Pedestrians are more likely to be hit by an electric or hybrid vehicle, a new study has found.
An analysis of road traffic accidents found electric vehicles in towns and cities are more likely to be involved in a crash with a person.
Analysis of 32 billiong miles of battery-powered car travel and three trillion miles of petrol and diesel cars showed that, mile-for-mile, electric and hybrids are twice as likely to strike a pedestrian.
Why more eco-friendly cars are considered more dangerous is unclear, but experts say there could be a number of issues that mean drivers are more at risk
The experts believe electric car owners are generally younger, which could be a reason for the spike, while the vehicles are much quieter and harder to hear.

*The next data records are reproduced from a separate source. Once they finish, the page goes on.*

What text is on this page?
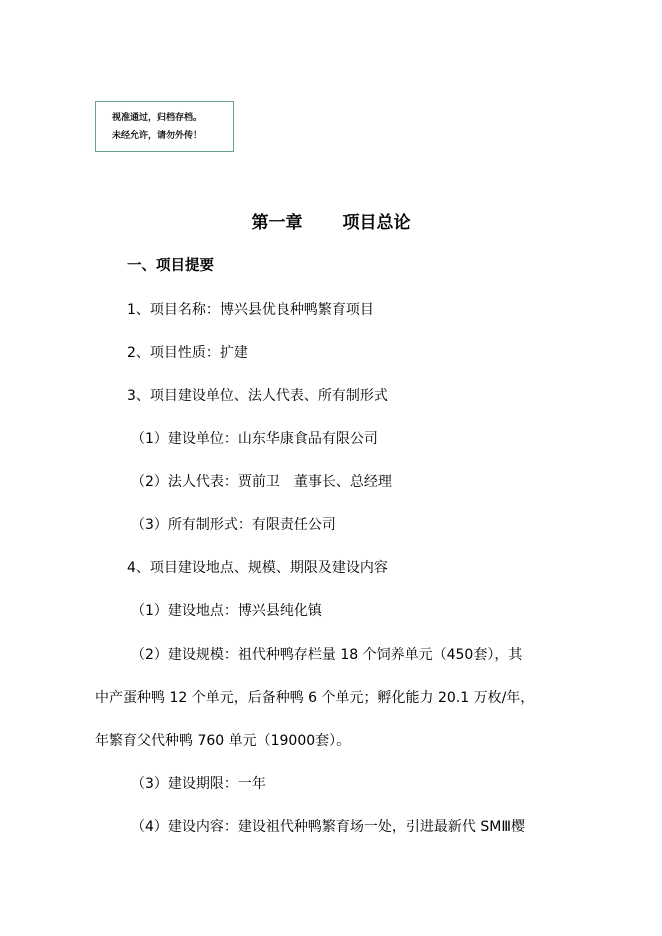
视准通过，归档存档。
未经允许，请勿外传！
第一章 项目总论
一、项目提要
1、项目名称：博兴县优良种鸭繁育项目
2、项目性质：扩建
3、项目建设单位、法人代表、所有制形式
（1）建设单位：山东华康食品有限公司
（2）法人代表：贾前卫　董事长、总经理
（3）所有制形式：有限责任公司
4、项目建设地点、规模、期限及建设内容
（1）建设地点：博兴县纯化镇
（2）建设规模：祖代种鸭存栏量 18 个饲养单元（450套），其
中产蛋种鸭 12 个单元，后备种鸭 6 个单元；孵化能力 20.1 万枚/年，
年繁育父代种鸭 760 单元（19000套）。
（3）建设期限：一年
（4）建设内容：建设祖代种鸭繁育场一处，引进最新代 SMⅢ樱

Phil Edwards, first author on the study and professor of epidemiology and statistics at the London School of Hygiene & Tropical Medicine told the Guardian: “They are much quieter than the old-fashioned cars, and pedestrians have learned to navigate roads by listening for traffic.
“Drivers of these vehicles need to be extra cautious.”
Collisions are the leading cause of death among young people and children. Pedestrians make up a quarter of all deaths on the road in England and Wales.
Meanwhile a 2017 US Department of Transportation report found electric and hybrid cars posed a 20 percent higher risk to pedestrians than petrol and diesel.
The study looking at crashes examined between 2013 and 2017. The analysis looked at 916,713 casualties of which 120,197 were pedestrians.
More than 96,000 had been hit by a car or taxi.
A majority of vehicles on the road are powered by petrol and diesel, thiese were 75 percent of collisions.
But for the same distance travelled, battery-powered vehicles were more dangerous.
The average annual pedestrian casualty rate per 100m miles travelled was 5.16 for electric and hybrid cars compared with 2.4 for petrol and diesel cars, according to the study in the Journal of Epidemiology and Community Health.
In rural settings, battered-powered vehicles were no more dangerous statistically than petrol or diesel, but in towns and cities they were three times more likely to collide with pedestrians.
Hybrid and electric vehicles in Europe have required acoustic vehicle alerting systems since 2019. But there are still thousands without them fitted.
“If government made sure these systems were installed in all electric vehicles and retrofitted them to older electric cars, that would be a good start,” Edwards said, adding that the Green Cross Code also “probably needs updating”.
Hearing difficulty isn’t the only issue facing pedestrians either. Electric cars tend to be heavier and have longer stopping distances than petrol versions.
“If the government is planning to promote a transition to electric cars, then that will bring some risk to pedestrians unless we take care of this,” said Edwards.